Inside the narrow glass office Arkady sat behind the desk and raked his fingernails ferociously over the mottled skin of his left arm. What Olga had all this time thought were bite marks made by his ersatz wife, she realized with a jolt was in actual fact a service tattoo. She eyed the pneumatic tubes warily and slid into her folding chair. The tubes hissed like a tyre leaking pressure and Olga was trying hard to ignore this sound —that and the way blood and dark ink bled from the corners of Arkady's tattoo.

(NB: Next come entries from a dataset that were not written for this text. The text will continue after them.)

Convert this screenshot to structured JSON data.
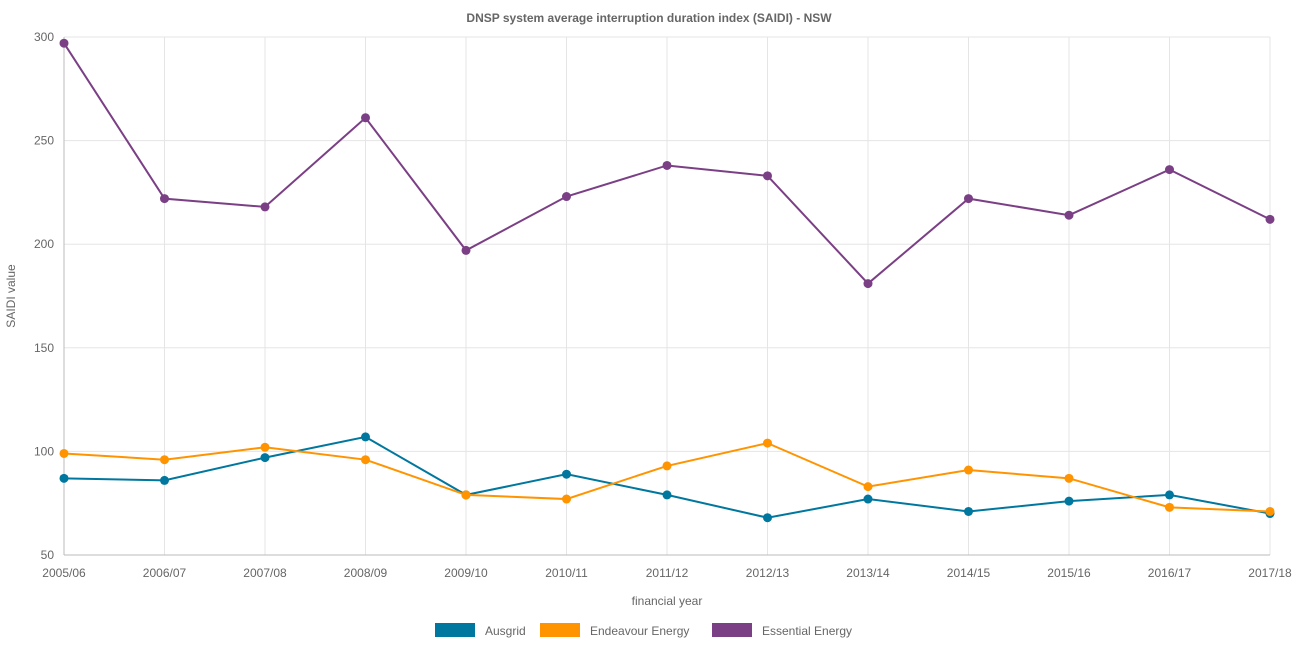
{
  "chart_data": {
    "type": "line",
    "title": "DNSP system average interruption duration index (SAIDI) - NSW",
    "xlabel": "financial year",
    "ylabel": "SAIDI value",
    "ylim": [
      50,
      300
    ],
    "yticks": [
      50,
      100,
      150,
      200,
      250,
      300
    ],
    "grid": true,
    "legend_position": "bottom",
    "categories": [
      "2005/06",
      "2006/07",
      "2007/08",
      "2008/09",
      "2009/10",
      "2010/11",
      "2011/12",
      "2012/13",
      "2013/14",
      "2014/15",
      "2015/16",
      "2016/17",
      "2017/18"
    ],
    "series": [
      {
        "name": "Ausgrid",
        "color": "#00779e",
        "values": [
          87,
          86,
          97,
          107,
          79,
          89,
          79,
          68,
          77,
          71,
          76,
          79,
          70
        ]
      },
      {
        "name": "Endeavour Energy",
        "color": "#ff9400",
        "values": [
          99,
          96,
          102,
          96,
          79,
          77,
          93,
          104,
          83,
          91,
          87,
          73,
          71
        ]
      },
      {
        "name": "Essential Energy",
        "color": "#7b3f85",
        "values": [
          297,
          222,
          218,
          261,
          197,
          223,
          238,
          233,
          181,
          222,
          214,
          236,
          212
        ]
      }
    ]
  }
}
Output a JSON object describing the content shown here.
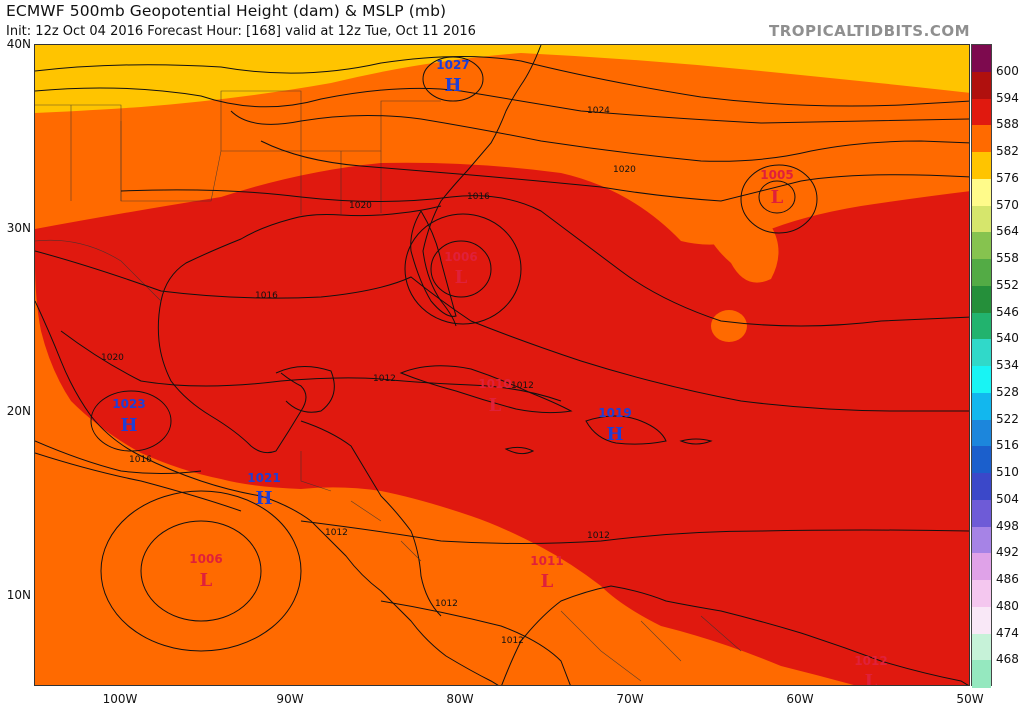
{
  "header": {
    "title": "ECMWF 500mb Geopotential Height (dam) & MSLP (mb)",
    "subtitle": "Init: 12z Oct 04 2016   Forecast Hour: [168]   valid at 12z Tue, Oct 11 2016",
    "brand": "TROPICALTIDBITS.COM"
  },
  "axes": {
    "lat_labels": [
      "40N",
      "30N",
      "20N",
      "10N"
    ],
    "lon_labels": [
      "100W",
      "90W",
      "80W",
      "70W",
      "60W",
      "50W"
    ]
  },
  "colorbar": {
    "labels": [
      "600",
      "594",
      "588",
      "582",
      "576",
      "570",
      "564",
      "558",
      "552",
      "546",
      "540",
      "534",
      "528",
      "522",
      "516",
      "510",
      "504",
      "498",
      "492",
      "486",
      "480",
      "474",
      "468"
    ],
    "colors": [
      "#7d0a4e",
      "#b0100e",
      "#e0190f",
      "#ff6a00",
      "#ffc400",
      "#fffb8a",
      "#d6e66c",
      "#86c34f",
      "#53ab45",
      "#258f3a",
      "#22b36e",
      "#30d9c9",
      "#18f4f4",
      "#12b7ee",
      "#1c86dc",
      "#1b5fcc",
      "#3b48c9",
      "#6e5bd7",
      "#a683e6",
      "#dfa2e8",
      "#f4c7ef",
      "#f9e8f7",
      "#c6f2d8",
      "#95e8bf"
    ]
  },
  "pressure_systems": [
    {
      "type": "H",
      "value": "1027",
      "color": "blue"
    },
    {
      "type": "L",
      "value": "1005",
      "color": "red"
    },
    {
      "type": "L",
      "value": "1006",
      "color": "red"
    },
    {
      "type": "H",
      "value": "1023",
      "color": "blue"
    },
    {
      "type": "H",
      "value": "1021",
      "color": "blue"
    },
    {
      "type": "L",
      "value": "1010",
      "color": "red"
    },
    {
      "type": "H",
      "value": "1019",
      "color": "blue"
    },
    {
      "type": "L",
      "value": "1006",
      "color": "red"
    },
    {
      "type": "L",
      "value": "1011",
      "color": "red"
    },
    {
      "type": "L",
      "value": "1012",
      "color": "red"
    }
  ],
  "isobar_labels": [
    "1024",
    "1020",
    "1020",
    "1016",
    "1016",
    "1020",
    "1016",
    "1012",
    "1012",
    "1012",
    "1012",
    "1012",
    "1012"
  ],
  "colors": {
    "fill_582": "#ff6a00",
    "fill_588": "#e0190f",
    "fill_576": "#ffc400",
    "coast": "#111111",
    "high_color": "#1f3fd6",
    "low_color": "#e0203a"
  }
}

Arkady lifted his nose and sniffed prodigiously in her direction. 'Is that a new scent you are wearing?' he asked.
'No,' Olga said.
Arkady sniffed again. All the same, you wear it very well.'
He was flirting with her, again. It occurred to her how very lonely Arkady must be, how very alone he was with only this desk and that enormous Topic Guide and his tea to keep him company, his pencils with the bite marks. Olga looked past Arkady to the darkened glass. 'Do you think often of your wife?' Olga ventured.